Subsequent events abundantly verified the Savior's prediction. The lives of the apostles, so far as we are acquainted with them, seem to have been full of suffering and trials, and all ultimately crowned by martyrdom. St. Paul, the apostle whom we know best, tells the Corinthians what he had to endure. "Of the Jews five times did I receive forty stripes, save one. Thrice was I beaten with rods, once was I stoned; thrice I suffered shipwreck; a night and day I was in the depths of the sea. In journeying often, in perils of waters, in perils of robbers, in perils from my own nation, in perils from the Gentiles, in perils in the city, in perils in the wilderness, in perils in the sea, in perils from false brethren. In labor and painfulness, in much watching, in hunger and thirst, in fastings often, in cold and nakedness. " 2 Cor. ii. 25....
For three hundred years the history of the Church is a history of persecutions; nor did they cease with the conversion of Constantine. Under many of his successors, confiscation, exile, prison, and death were the lot of Christians true to their faith. In deed it may be said that at all times the good have had to suffer, and to suffer "for justice's sake;" that is, because of their very goodness. The dishonest, the corrupt dislike them, as interfering with their pursuits and their pleasures, and because the very life of the just man is a protest against their methods. It is thus that they are described in the book of Wisdom: (ii.12), "Let us therefore lie in wait for the just because he is not for our turn (he is of no use to us), and he is contrary to our doings, and upbraideth us with transgressions of the law, and divulgeth against us the sins of our way of life. He is become a censurer of our thoughts. He is grievous to us, even to behold, for his life is not like other men's and his ways are very different."
And so will it be, St. Paul tells us, to the end of the world. "All that will live godly shall suffer persecution." At the hands of the evil-minded, the good will be made to pay the penalty of their goodness; the faithful and fervent will have to bear the criticism of those who choose not to follow in their footsteps; converts to the true faith will forfeit position or fail to reach it because they have not closed their eyes to the light; born Catholics will seek in vain for what they might easily reach if they were known to be indifferent to religious truth, or to have eschewed all belief; men of integrity who hold office or fill positions of trust will be driven from them because they refuse to share in the dishonesty of others or interfere with their crooked ways; at every turn of life the conscientious will have to suffer for conscience's sake.

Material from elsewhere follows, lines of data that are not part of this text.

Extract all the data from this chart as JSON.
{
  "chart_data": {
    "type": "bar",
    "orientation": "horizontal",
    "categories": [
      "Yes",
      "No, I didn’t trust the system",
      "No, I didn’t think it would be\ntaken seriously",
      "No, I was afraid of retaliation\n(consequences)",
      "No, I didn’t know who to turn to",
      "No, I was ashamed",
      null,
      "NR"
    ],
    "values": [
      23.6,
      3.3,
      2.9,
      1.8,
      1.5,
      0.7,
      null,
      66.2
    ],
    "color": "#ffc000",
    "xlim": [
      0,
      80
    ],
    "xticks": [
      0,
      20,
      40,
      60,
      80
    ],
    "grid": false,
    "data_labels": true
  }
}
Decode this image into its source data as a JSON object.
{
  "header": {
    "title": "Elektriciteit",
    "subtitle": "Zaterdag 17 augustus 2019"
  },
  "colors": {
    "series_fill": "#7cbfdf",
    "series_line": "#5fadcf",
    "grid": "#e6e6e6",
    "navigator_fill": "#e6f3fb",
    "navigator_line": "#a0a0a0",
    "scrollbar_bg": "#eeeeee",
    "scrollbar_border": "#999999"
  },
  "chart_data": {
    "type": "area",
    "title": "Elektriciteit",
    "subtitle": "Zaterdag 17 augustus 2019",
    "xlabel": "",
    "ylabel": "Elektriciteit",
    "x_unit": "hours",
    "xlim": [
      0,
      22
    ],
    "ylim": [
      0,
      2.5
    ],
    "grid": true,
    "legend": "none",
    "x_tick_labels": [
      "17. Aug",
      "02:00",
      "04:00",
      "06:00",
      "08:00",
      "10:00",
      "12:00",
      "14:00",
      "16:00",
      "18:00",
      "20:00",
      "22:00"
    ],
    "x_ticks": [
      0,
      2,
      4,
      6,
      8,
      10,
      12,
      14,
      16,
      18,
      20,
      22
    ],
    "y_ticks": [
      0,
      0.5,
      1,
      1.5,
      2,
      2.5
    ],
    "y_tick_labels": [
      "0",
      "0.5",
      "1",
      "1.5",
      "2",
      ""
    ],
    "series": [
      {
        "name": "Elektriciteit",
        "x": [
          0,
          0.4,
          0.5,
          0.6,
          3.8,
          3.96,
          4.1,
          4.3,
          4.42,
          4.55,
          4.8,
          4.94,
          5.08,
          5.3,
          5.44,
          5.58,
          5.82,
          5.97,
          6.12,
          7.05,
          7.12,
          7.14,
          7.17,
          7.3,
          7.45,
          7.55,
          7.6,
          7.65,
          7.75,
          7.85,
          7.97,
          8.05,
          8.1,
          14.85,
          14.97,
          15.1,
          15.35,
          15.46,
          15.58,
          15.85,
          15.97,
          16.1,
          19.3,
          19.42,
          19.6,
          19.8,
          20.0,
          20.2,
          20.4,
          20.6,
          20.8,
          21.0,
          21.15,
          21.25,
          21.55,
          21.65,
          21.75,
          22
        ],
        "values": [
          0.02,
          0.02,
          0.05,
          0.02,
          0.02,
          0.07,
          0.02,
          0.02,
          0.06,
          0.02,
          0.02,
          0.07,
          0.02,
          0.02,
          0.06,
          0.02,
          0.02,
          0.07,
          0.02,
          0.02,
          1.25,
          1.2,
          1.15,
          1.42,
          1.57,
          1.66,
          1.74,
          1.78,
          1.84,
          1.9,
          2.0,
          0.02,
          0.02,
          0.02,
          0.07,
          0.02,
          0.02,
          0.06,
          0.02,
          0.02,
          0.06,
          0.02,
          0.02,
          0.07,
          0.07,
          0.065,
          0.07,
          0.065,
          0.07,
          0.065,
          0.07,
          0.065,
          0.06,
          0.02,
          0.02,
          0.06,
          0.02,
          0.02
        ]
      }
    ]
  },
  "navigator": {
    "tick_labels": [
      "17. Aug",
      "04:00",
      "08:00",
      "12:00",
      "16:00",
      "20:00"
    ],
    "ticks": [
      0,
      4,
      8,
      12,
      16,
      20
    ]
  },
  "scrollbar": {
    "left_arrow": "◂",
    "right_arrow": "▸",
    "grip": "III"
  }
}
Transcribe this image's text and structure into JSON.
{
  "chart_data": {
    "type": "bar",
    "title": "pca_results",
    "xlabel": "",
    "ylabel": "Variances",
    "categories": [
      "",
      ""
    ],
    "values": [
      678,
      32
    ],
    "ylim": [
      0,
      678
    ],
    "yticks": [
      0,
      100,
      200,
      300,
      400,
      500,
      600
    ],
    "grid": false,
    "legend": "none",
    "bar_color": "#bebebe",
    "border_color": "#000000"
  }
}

The priest does not escape the common law. He too has occasionally to suffer for justice's sake. He may be led by a simple sense of duty or by the impulse of zeal to a manner of action which is not approved of by all. He is often found fault with, criticized, not only by the ignorant, the thoughtless, and the wicked, but sometimes by good people, and even by his fellow-priests. But he finds an encouragement that never fails in the voice of his conscience and in the promise of his Divine Master: "Be glad and rejoice, for your reward is very great in heaven." Yet, he must be sure that what he has to endure is not of his own making. With the best intentions a man may be injudicious in his action, indiscreet in his methods. His firmness may degenerate into obstinacy, his zeal into intolerance. He may, under the name and cover of duty, become self-righteous, narrow-minded, impatient of contradiction, thus awakening opposition and leading to trials hard to bear, but for which there is no reward.
"It is good for us sometimes to suffer contradictions, and to allow people to think ill and slightingly of us, even when we do and mean well.
"These are often helps to humility, and rid us of vain glory. For then we more earnestly seek God to be witness of what passes within us, when outwardly we are despised by men and little credit is given to us. " Imitation i, 12.